ノルウェー流・意思決定と討論の「席順」 上下関係を崩した「椅子の輪」の魅力
28日、ノルウェーの首都オスロ市内で、ノルウェー政府が主催する環境政策における会議が開催された。この日、とある風景が強く印象に残ることとなった。それは、上下関係よりも平等を好む、北欧らしい一面だった。
前半、記者会見だった会場では、壇上に(写真上右より)アーナ・ソールバルグ首相、ヴィーダル・ヘルゲセン気候・環境大臣、デンマーク人であり、元欧州委員会気候変動委員/元気候・エネルギー大臣だったコニー・ヘデゴー氏、ノルウェー人実業家であるIdar Kreutzer氏という大物が並ぶ。

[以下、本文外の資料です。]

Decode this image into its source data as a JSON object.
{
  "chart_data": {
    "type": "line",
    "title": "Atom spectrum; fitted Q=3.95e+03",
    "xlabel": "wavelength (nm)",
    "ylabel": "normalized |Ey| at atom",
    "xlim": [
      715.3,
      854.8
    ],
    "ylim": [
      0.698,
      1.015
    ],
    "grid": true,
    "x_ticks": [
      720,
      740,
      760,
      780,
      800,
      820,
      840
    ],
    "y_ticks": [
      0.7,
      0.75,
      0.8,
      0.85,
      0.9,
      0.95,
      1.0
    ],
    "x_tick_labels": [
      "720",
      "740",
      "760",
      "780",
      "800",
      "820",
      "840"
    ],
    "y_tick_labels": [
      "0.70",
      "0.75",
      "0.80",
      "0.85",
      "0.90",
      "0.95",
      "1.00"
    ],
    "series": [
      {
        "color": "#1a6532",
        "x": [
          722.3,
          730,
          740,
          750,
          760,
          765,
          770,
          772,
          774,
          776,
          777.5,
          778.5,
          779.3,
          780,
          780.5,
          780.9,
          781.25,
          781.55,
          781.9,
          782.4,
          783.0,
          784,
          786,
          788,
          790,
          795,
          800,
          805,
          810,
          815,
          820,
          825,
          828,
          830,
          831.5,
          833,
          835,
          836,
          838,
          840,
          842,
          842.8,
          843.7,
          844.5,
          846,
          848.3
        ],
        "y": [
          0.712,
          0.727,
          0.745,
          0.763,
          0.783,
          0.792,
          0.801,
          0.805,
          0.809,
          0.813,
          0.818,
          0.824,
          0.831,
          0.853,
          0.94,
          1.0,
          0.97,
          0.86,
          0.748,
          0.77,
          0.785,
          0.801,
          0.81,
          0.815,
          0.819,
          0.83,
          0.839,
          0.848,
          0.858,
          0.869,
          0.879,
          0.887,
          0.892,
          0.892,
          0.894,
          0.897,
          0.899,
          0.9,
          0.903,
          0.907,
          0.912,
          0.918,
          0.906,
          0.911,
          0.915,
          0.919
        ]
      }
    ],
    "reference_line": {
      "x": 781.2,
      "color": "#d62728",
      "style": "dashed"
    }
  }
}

主役が壇上の上から、観客を見下ろし、全体に話しかけるような構図が、このような場では一般的だ。
だが、この後、休憩時間に、主催者たちが椅子の位置を全て移動しはじめた。「何をしているのだろう?」と思ったら、会場の中央を中心に、丸い円を描くように、椅子の位置を置き換えたのだ。
中心には、当初、丸い形の台も置かれていた。そこに椅子を置き、スピーカーが座るのだろうと思ったのだが、真ん中だけ高いのは違和感があると思ったのか、それも結局取り除いていた。
結果、話し手と観客の間で、段差は一切なくなり、小さな椅子の輪を、一回り大きい椅子の輪が囲み続けるという図ができた。
中央の5脚の椅子には、司会者とスピーカーたちが座り、周囲の椅子は誰もが自由に座っていい雰囲気となっていた。大臣やら党首やら、ノルウェーではおなじみの大物たちが、上座・下座を意識せず、好きな場所に座っていた。
主役の話し手たちは、花やお洒落な家具に囲まれて話すこともできたはずだ。そもそも、当初の構図で、そのまま討論は始まってもよかった。しかし、きれいとは言い難い、部屋の中央の柱の側で始まった会話は、緊張をほぐし、面白いものだった。
このような討論の場では、テーマが変わるごとに、話者も全員一斉に交代する。だが、ここでは、1人が席を立ち、別の人物がそこに座って話が続くという、不思議な流れをとっていた。まるで、飲み会のテーブルに人々が気まぐれに移動してくるかのようだ。
ノルウェーの気候・環境大臣も、自分の話が終わると、別の椅子に移動していた。小腹がすいたようで、自分で飲み物などをとりにいき、ニンジンケーキを食べながら話を聞いていた。秘書に頼まず、自分で動いているのはノルウェーらしい。
また、椅子のサークル効果は不思議なもので、座る場所によっては、スピーカーのお尻や背中がこちらを向くことになる。違和感はあるが、失礼だとは感じない。ほかの話し手の顔はみえるので、まるで自分もその場に参加しているような気分になる。周囲の人たちの表情も見やすかった。
これまで、いくつもの政策会議をノルウェーでみてきたが、このような「椅子の輪」を作った場は初めてだったので、新鮮だった。
たまには、いつもとは違うことをしてみると、話し合いの場に、新しい空気をうむことができるのかもしれない。